Our decade long experience with running the global network powering both Azure and our other cloud services, have taught us many things. A key area crucial to operations at scale, remains to be monitoring and telemetry, which we have worked into and refined for SONiC over the years.
Pinpoint network issues with Everflow
Everflow is the brainchild of Microsoft researchers and networking engineers. It can be very difficult to diagnose tricky network issues such as packet drops, random latency spikes and network loops, and it’s not unusual for networking engineers to spend hours and even days working on pinpointing and resolving such problems.
Everflow is a packet-level telemetry system with unprecedented level of detail. Everflow adds a timestamp to packets at each stop and mirrors packets to a centralized collector for deep analysis. For Azure, Everflow is one of the most powerful tools we use to diagnose packet loss and latency issues in our global network.
Figure 1. Everflow concept chart
No more resource overflows
A network switch has limited capacity to store all the various rules that make up the foundation of routing packets across a network. As the size of the networks increase, it is quite common to reconfigure the network to adopt more rules, routes, and nodes along the way. Through our own experience in building and running cloud scale networks, we have seen critical incidents caused simply by resource usage exceeding the limit of the ASIC, or brain of the switch.
To ease the pain and help address overflows, we have added Critical Resource Monitoring (CRM) to SONiC. It allows your switch to proactively flag and proactively issue alerts if strain on any resource is approaching its thresholds. Further, it enables a network engineer to proactively query the current state of any critical resource in the network. With CRM, critical configuration changes can be handled with safe taps on all resources.
Richer telemetry collection
Traditional network management systems are typically based on polling switch equipment to acquire telemetry via SNMP. This type of pull based telemetry is very inefficient, and hard to scale.
When running online services such as Azure, the dependency on network health and the ability to quickly resolve is obviously paramount. So, naturally we decided to build a more efficient way to monitor network states.
SONiC provides the data we need using streaming telemetry. In short, this means our hardware is proactively pushing real-time, structured, and analytics-ready data to the management system. Streaming telemetry greatly enriches the way we collect performance data.

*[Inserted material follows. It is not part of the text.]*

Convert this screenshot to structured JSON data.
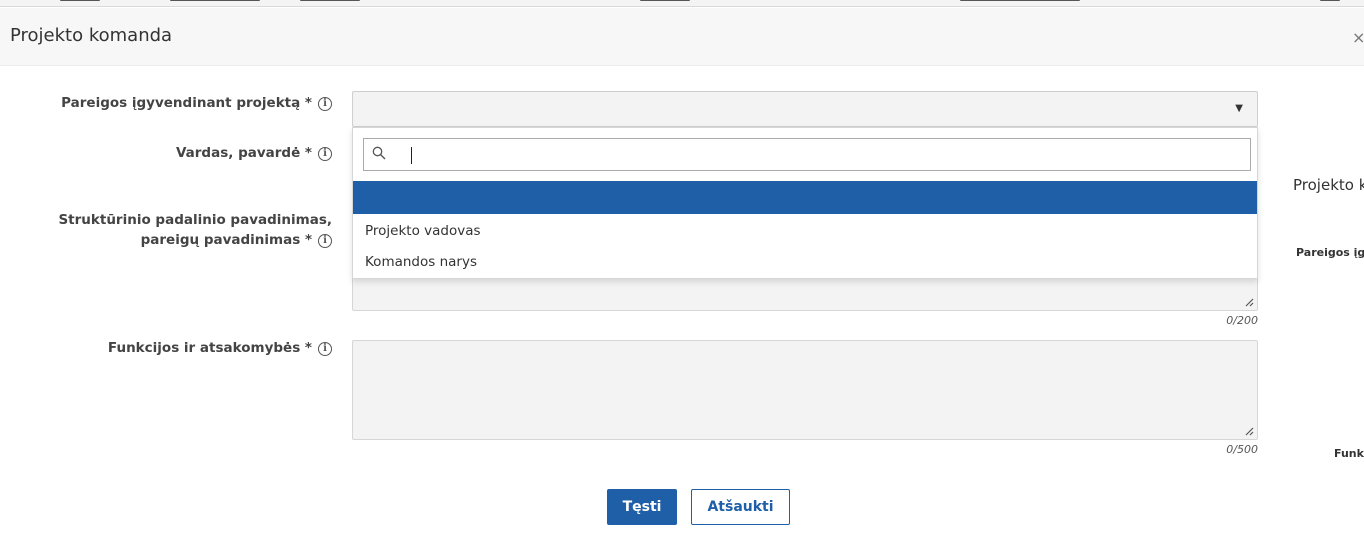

Its a natural fit to SONiC’s unique architecture by merely adding a containerized module with a centralized Redis database where telemetry data can be directly read out. The gRPC feature that streaming telemetry is based on was contributed to SONiC by community member Alibaba Group.

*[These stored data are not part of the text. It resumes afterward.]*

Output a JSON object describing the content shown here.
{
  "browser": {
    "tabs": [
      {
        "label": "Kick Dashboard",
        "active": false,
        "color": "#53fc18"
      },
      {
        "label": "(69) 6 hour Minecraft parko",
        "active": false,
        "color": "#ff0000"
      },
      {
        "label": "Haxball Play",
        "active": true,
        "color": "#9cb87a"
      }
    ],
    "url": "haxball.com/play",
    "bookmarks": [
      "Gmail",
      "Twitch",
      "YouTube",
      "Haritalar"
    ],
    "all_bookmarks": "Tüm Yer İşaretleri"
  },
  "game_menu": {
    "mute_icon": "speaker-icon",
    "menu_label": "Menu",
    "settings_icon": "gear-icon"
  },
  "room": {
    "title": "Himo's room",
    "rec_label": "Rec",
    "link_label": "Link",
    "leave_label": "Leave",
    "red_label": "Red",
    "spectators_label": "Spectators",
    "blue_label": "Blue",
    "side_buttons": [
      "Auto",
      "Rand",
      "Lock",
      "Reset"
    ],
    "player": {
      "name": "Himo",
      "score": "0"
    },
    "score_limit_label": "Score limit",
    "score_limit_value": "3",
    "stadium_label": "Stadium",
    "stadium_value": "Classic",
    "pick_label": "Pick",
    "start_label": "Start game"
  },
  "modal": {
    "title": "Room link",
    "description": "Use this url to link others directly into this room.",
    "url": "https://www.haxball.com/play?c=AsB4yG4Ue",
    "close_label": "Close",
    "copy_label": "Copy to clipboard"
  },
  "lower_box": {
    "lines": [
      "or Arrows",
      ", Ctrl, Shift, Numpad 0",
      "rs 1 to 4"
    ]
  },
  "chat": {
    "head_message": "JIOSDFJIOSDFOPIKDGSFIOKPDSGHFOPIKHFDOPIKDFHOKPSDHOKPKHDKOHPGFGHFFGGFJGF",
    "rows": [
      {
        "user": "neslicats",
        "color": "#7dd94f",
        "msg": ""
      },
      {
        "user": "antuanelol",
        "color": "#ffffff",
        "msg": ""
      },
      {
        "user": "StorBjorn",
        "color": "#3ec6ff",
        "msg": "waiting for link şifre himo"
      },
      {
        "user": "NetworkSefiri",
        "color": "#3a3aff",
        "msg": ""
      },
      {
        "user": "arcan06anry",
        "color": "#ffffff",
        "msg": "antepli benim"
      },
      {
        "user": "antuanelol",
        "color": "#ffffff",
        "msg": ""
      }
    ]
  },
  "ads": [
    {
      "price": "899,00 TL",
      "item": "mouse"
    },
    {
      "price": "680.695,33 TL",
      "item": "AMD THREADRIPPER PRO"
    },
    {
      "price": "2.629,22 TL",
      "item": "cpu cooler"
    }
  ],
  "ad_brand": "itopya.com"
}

Figure 2. SONiC streaming telemetry through gRPC
The features presented in this blog are all great examples demonstrating SONiC’s powerful ability to run diagnostics, prevent network failures, and provide fast and flexible telemetry. As online services and application requirements become more and more sophisticated, the SONiC team at Microsoft and our highly committed developer community will continue to build, innovate, and refine the software, making the learnings we gather from building and operating the most reliable network in public cloud available to you. Please stay tuned for future updates.
The first SONiC workshop in China was hosted on October 19, 2018. Presentations are available at the SONiC GitHub repository.